The following [coupons collector problem][1]
[1]: https://en.wikipedia.org/wiki/Coupon_collector%27s_problem is well-known problem.
My question is about this problem. Let $X$, as described in the problem, be the random variable which counts the number of cereal boxes that have been collected untill all different types of coupons (n different types) have been collected for the first time.
Assume $c>0$ a real positive number. I am trying to prove the following inequallity:
$$ \mathbb{P}\left(X>\left\lceil cn+n\log n\right\rceil \right)\leq e^{-c} $$
Here's what I have tried:
First thing I tried was to use Markov inequality, but Markov gave me too big upper bound so that didnt really get me anywhere.
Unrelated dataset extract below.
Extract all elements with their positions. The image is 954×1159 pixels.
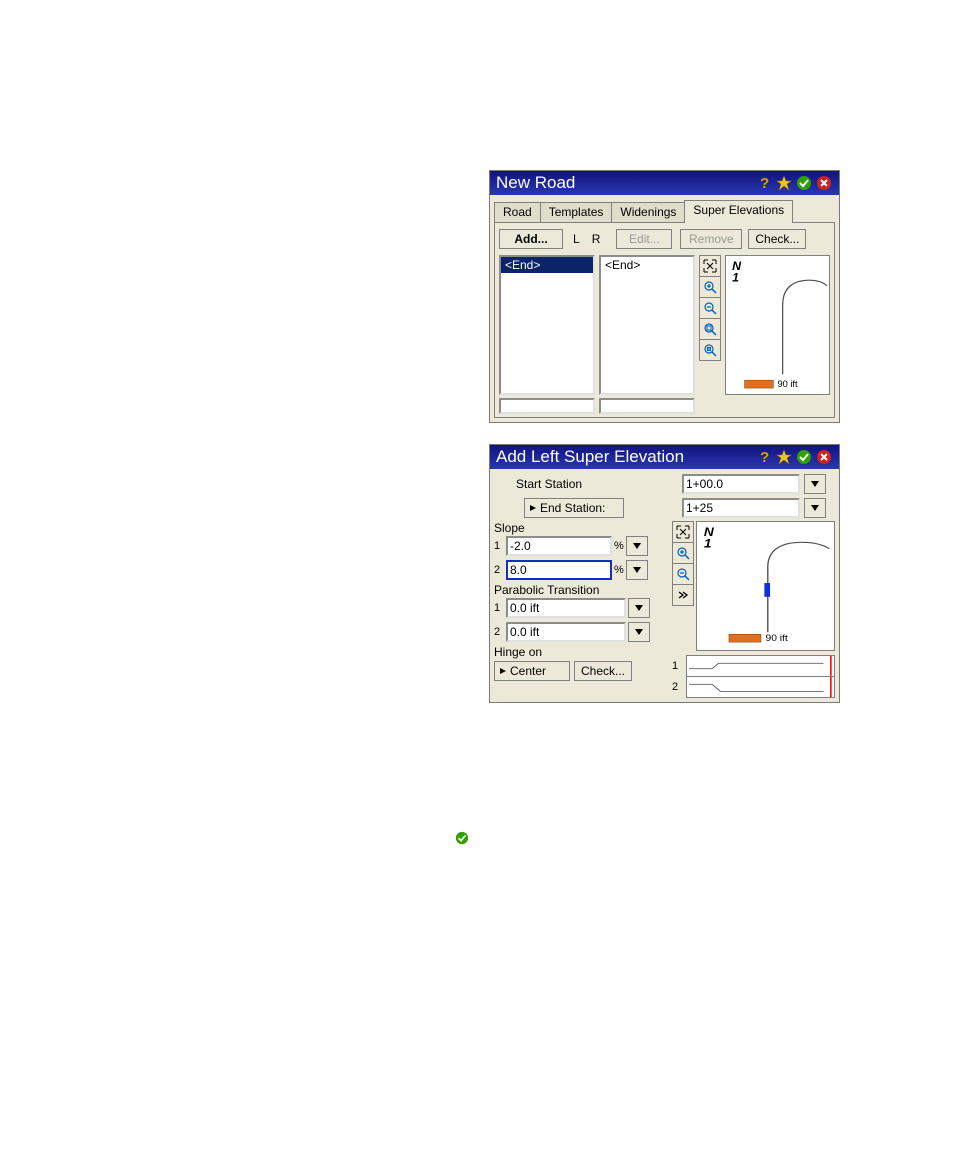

Second thing I tried, was to denote by $A_j$ the event where coupon number $j$ was not found in the first $ \left\lceil cn+n\log n\right\rceil $ boxes of cereal.
Now, one can notice that $ \mathbb{P}\left(X>\left\lceil cn+n\log n\right\rceil \right)=\mathbb{P}\left(A_{1}\cup…\cup A_{n}\right)$,
since $X>\left\lceil cn+n\log n\right\rceil $ if and only if there exists at least one type of coupon that we havent collected yet in the first $ \left\lceil cn+n\log n\right\rceil $ boxes.
Now, I tried to use Bool's inequallity to deduce:
$ \mathbb{P}\left(X>\left\lceil cn+n\log n\right\rceil \right)=\mathbb{P}\left(A_{1}\cup…\cup A_{n}\right)\leq\sum_{i=1}^{n}\mathbb{P}\left(A_{i}\right) $
And I proved that $ \mathbb{P}\left(A_{i}\right)=\left(\frac{n-1}{n}\right)^{\left\lceil cn+n\log n\right\rceil }\leq e^{-c}$, but I could not prove that $ \mathbb{P}\left(A_{i}\right)=\left(\frac{n-1}{n}\right)^{\left\lceil cn+n\log n\right\rceil }\leq ne^{-c} $ which is what I need to prove the inequality (also it is not true for any $c$ as I checked in graphing calculator).
Any help would be appreciated. Thanks in advance.
Best Answer
Your approach seems very close. You should have $$ \mathbb{P}(A_i) \leq \left( 1 - \frac{1}{n} \right)^{cn + n \log n} \leq e^{-(cn + n \log n)/n} = \frac{1}{n} e^{-c} , $$ using the inequality $1 - x \leq e^{-x}$ for all $x$. Combining with your union bound leads to your desired result.